Title: Simulation-Based Decision Making with Streaming Data
Candidate: Yuhao Wang
Affiliation: H. Milton Stewart School of Industrial and Systems Engineering, Georgia Institute of Technology

Date and Time: Friday, April 17, 2026, 9:00 AM – 11:00 AM
Location: Groseclose 404
Microsoft Teams: https://teams.microsoft.com/l/meetup-join/19%3ameeting_N2E3MjIxZGYtOTk4MS00MzhjLWI4YjctODA5OGM5YjdiZjFk%40thread.v2/0?context=%7b%22Tid%22%3a%22482198bb-ae7b-4b25-8b7a-6d7f32faa083%22%2c%22Oid%22%3a%2205b99bdc-ec60-4153-8a6d-ce83fbf47cd7%22%7d

Thesis Committee
Dr. Enlu Zhou (advisor), H. Milton Stewart School of Industrial and Systems Engineering, Georgia Institute of Technology
Dr. Seong-Hee Kim, H. Milton Stewart School of Industrial and Systems Engineering, Georgia Institute of Technology
Dr. Eunhye Song, H. Milton Stewart School of Industrial and Systems Engineering, Georgia Institute of Technology
Dr. Guanghui Lan, H. Milton Stewart School of Industrial and Systems Engineering, Georgia Institute of Technology
Dr. David Eckman, Industrial and Systems Engineering, Texas A&M University

Abstract

This dissertation studies simulation-based decision making in the presence of streaming data and model uncertainty. The central objective is to develop methodologies that integrate simulation, optimization, and learning in dynamic environments where data arrive sequentially over time.

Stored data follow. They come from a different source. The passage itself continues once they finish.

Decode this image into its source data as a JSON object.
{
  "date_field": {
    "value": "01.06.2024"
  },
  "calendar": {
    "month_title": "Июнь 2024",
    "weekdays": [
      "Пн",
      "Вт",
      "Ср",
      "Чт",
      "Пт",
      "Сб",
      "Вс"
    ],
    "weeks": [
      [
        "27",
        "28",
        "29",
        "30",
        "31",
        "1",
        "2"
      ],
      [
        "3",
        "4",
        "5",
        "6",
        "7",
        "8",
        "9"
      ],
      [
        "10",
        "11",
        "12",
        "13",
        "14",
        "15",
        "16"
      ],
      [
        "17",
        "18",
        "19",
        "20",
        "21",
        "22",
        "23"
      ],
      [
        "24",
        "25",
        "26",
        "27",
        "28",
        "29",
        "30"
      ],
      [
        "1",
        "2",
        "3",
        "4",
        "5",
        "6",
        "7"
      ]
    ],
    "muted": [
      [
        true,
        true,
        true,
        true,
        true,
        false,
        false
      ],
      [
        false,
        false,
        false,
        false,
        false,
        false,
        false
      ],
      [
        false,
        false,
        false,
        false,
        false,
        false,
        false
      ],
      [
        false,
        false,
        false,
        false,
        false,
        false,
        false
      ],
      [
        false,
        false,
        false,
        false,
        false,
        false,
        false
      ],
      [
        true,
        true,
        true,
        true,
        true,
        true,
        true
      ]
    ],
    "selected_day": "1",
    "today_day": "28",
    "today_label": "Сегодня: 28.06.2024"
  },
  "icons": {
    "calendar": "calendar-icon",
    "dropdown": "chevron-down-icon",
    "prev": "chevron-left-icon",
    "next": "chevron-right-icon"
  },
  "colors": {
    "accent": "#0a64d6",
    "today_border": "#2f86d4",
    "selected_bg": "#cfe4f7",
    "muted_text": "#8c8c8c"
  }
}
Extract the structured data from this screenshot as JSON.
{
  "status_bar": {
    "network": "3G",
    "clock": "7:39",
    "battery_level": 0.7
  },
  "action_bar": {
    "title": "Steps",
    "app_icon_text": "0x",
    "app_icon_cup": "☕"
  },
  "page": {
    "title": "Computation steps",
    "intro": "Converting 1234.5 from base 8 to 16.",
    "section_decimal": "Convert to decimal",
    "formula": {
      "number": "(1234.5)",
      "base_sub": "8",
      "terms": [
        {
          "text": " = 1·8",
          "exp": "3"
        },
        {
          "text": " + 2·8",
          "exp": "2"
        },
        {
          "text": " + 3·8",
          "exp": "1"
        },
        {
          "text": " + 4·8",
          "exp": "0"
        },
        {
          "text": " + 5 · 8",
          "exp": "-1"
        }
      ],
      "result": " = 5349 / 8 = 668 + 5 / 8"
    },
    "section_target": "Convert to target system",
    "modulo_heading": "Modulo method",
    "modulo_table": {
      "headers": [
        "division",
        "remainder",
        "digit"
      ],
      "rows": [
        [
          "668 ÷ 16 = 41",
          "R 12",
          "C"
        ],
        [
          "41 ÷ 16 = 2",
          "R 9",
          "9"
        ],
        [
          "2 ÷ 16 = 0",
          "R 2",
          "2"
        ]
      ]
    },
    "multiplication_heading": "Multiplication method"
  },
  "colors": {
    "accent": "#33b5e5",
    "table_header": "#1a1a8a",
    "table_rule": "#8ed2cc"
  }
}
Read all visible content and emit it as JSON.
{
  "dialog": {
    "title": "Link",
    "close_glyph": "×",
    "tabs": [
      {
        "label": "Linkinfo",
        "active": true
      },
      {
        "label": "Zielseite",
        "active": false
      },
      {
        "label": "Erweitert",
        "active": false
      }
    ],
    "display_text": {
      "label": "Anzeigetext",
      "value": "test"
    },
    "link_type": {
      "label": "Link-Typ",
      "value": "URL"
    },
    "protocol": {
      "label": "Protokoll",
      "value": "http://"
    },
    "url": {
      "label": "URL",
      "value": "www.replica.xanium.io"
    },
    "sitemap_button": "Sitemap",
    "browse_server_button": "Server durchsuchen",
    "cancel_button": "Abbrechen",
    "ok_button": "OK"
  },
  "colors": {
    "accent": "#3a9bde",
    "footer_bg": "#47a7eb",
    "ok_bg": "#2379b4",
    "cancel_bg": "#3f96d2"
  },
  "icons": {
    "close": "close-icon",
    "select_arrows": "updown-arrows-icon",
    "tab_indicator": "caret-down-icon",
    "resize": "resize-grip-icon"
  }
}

The first part of the dissertation studies the ranking and selection problem under input uncertainty with streaming data. A data-driven framework is developed to simultaneously allocate resources to collect input data and conduct simulation experiments, while providing statistical guarantees on selection performance.

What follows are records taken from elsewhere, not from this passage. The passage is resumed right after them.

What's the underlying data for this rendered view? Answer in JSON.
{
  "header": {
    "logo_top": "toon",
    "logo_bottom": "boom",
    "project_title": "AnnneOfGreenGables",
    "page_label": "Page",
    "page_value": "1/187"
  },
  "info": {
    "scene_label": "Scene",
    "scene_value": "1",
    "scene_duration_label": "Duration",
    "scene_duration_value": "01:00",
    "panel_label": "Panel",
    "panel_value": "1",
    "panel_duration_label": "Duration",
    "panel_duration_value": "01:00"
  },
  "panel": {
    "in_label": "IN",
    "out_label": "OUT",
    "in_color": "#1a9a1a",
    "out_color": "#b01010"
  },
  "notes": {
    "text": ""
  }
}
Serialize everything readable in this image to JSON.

The second part focuses on simulation-based bilevel optimization problems, where each alternative system involves an internal continuous optimization problem. Both multi-stage and fully sequential procedures are proposed to integrate pruning of suboptimal systems with optimization of decision variables, significantly improving computational efficiency.

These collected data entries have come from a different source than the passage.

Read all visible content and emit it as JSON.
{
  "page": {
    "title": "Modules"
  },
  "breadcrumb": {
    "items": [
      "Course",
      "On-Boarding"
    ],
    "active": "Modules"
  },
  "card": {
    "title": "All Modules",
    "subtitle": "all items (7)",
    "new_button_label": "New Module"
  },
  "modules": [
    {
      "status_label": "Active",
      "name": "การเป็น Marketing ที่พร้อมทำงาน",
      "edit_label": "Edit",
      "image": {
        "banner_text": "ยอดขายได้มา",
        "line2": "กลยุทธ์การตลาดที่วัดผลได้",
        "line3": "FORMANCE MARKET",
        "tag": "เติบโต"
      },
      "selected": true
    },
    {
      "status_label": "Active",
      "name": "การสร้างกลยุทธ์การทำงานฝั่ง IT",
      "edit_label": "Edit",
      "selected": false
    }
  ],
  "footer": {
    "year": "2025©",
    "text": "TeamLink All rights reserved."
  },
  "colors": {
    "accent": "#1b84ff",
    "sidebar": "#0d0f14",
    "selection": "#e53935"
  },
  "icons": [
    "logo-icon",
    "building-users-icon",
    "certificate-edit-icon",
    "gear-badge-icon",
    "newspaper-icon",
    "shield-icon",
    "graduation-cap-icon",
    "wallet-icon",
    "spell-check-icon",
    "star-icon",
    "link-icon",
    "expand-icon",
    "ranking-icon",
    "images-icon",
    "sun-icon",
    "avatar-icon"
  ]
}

The third part investigates reinforcement learning under model uncertainty through a Bayesian risk framework. A Bayesian risk-averse formulation of Markov decision processes is developed, together with a Q-learning algorithm that updates posterior beliefs using streaming observations.

The final part extends this framework to online reinforcement learning, where policies are adaptively updated as new data arrive. The proposed methods achieve sublinear regret and demonstrate how Bayesian risk formulations naturally adjust the degree of risk aversion over time.

Overall, this dissertation contributes flexible and adaptive methodologies for simulation-based decision making in modern data-rich stochastic systems.